After the draw at The Etihad Stadium with the Italians left City with one point from two games in their latest attempt to leave their mark on the Champions League, there was a distinct feeling that we’ve been here before.
In two of City’s previous three outings in this competition they’ve exited at the group phase. In both of those, they had one point from two games – supporters could be forgiven for fearing another repeat.
What Went Wrong Then?
Well, where to start? I really don’t want to write the words ‘City lacked tempo’ again because, sadly, it’s starting to sound a bit like an easy cop out and obvious criticism. However, City lacked tempo. That’s been the case against Stoke City and for one half against Sheffield Wednesday and it’s starting to get a bit annoying.
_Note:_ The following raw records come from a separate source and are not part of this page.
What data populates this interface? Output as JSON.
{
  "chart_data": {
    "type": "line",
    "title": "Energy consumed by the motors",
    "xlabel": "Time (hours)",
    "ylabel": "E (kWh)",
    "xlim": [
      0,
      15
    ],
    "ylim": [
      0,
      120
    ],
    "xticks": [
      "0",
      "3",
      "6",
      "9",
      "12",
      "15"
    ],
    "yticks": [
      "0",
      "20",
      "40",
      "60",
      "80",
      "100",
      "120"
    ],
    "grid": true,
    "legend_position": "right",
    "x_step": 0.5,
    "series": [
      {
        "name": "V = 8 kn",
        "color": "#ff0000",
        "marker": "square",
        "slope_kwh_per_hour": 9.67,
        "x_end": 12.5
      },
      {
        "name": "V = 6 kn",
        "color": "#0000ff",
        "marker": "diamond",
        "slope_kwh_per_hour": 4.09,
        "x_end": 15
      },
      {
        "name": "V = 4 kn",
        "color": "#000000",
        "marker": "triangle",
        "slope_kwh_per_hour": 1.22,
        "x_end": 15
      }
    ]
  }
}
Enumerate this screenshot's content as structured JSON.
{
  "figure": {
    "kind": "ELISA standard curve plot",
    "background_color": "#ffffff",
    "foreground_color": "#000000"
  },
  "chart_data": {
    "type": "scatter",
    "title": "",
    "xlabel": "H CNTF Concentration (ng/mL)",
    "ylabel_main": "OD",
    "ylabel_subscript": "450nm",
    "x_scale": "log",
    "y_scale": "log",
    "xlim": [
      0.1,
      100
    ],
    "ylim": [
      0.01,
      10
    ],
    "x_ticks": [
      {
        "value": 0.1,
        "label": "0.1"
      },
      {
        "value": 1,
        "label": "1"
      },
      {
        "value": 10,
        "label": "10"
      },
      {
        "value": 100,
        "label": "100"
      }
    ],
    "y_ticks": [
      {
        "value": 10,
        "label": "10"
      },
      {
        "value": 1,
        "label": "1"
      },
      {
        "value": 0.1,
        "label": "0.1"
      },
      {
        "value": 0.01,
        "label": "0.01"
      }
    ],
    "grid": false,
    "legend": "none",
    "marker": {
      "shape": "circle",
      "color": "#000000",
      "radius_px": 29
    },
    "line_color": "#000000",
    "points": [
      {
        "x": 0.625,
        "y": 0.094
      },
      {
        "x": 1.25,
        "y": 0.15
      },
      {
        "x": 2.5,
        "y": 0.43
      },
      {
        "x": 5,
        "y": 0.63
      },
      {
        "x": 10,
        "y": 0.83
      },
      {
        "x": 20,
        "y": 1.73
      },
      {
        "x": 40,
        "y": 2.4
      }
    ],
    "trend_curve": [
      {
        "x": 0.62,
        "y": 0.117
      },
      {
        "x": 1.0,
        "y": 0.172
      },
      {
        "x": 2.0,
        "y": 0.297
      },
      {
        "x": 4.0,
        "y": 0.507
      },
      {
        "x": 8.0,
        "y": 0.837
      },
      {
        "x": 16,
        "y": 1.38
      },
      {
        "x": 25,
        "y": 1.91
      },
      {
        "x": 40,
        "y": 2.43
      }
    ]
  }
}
We have to get used to the fact that City are established as a creative team capable of playing fast and deadly football, so opposition teams are going to try and nullify that. It is for City to find a way around it, though that appears to be a stumbling block right now.
City certainly lacked a ‘Plan B’ on Tuesday. They rarely looked like finding a way through Roma all night. What became increasingly frustrating was that they were so short of ideas and continued to try the same thing over and over again. I lost count of how many times the Blues had the ball 20-30 yards from goal and tried a chipped pass over the top of the defence. It happened so often I am inclined to believe it was a direct instruction and that Pellegrini had thought Roma were susceptible to such an attack. Despite it becoming clear that that wasn’t the way to unlock them, City persisted.
Pellegrini’s decision to substitute Edin Džeko early in the second half looked an odd one as the Bosnian was one of City’s better players. His hold up play was fine and he was certainly looking more likely to produce something that his strike partner Agüero, who was not having one of his best nights.
I’m not a fan of knee-jerk reactions or hyperbolic statements but I’m struggling to find the positives in this result. My initial reaction is that this draw is little short of a disaster. We know that ten points is usually considered the safe figure for getting out of a Champions League group, so where can City pick them up? Even if they garner the maximum six points from the CSKA Moscow double-header, they’ll require a minimum of three points from the return games against Bayern Munich and Roma.
Clearly, nothing is settled at this stage but the Blues face a serious uphill struggle in progressing to the last 16. The unfortunate truth is that in this, their fourth attempt at the Champions League, City look as far away from real success as they did when they had that first underwhelming crack at it.